Comment by semitones

3 days ago

This is an excellent strategy for smaller startups, where every individual contributor needs to have an understanding of the customer's needs, in order to develop an understanding of what kind of product must be built. I have much more success in projects where I deeply understand the product requirements (because I am involved in defining them), than those where the product requirements are "handed" to me and I just have to implement something that satisfies them.

Are you saying that you follow directions better because you wrote them... or that you are just ending up with a better UX because of your involvement?

  • Human communication is incredibly lossy (sometimes intentionally), plus humans will try to fill in gaps with assumed information. The more people you cut out between the message sender and the receiver, the more likely the message is to still be intact.

    The kindergarten game of telephone is the perfect demonstration. You only end up with distorted messages if you have many players between the sender and the receiver. If you play telephone with 2 people, you end up with a boring game where any mistakes in communication are immediately resolved.

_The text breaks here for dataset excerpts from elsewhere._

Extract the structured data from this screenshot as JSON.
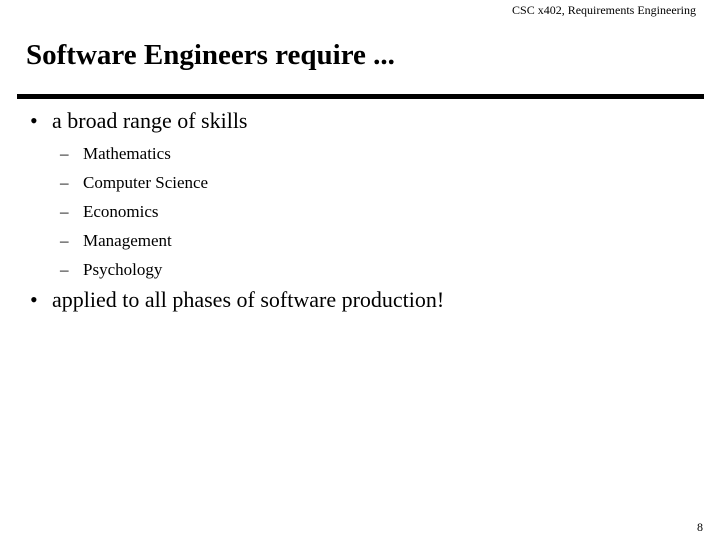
{
  "header": {
    "course": "CSC x402, Requirements  Engineering"
  },
  "slide": {
    "title": "Software Engineers require ...",
    "bullets": [
      {
        "marker": "•",
        "text": "a broad range of skills",
        "subitems": [
          {
            "marker": "–",
            "text": "Mathematics"
          },
          {
            "marker": "–",
            "text": "Computer Science"
          },
          {
            "marker": "–",
            "text": "Economics"
          },
          {
            "marker": "–",
            "text": "Management"
          },
          {
            "marker": "–",
            "text": "Psychology"
          }
        ]
      },
      {
        "marker": "•",
        "text": "applied to all phases of software production!"
      }
    ]
  },
  "footer": {
    "page_number": "8"
  }
}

    • The telephone game is the analogy I use too when explaining the value of having engineers in the custom calls.

      Other than mistakes in communication, engineers often know what the hard trade offs are when designing a new feature while sales and PMs do not. They can ask the questions to find out if a customer is on one side of a trade off or the other. Or if a feature is 10x as expensive to implement because the customer needs/wants the benefits on both sides. Finding that out at the start can save a full development cycle of time/effort at times.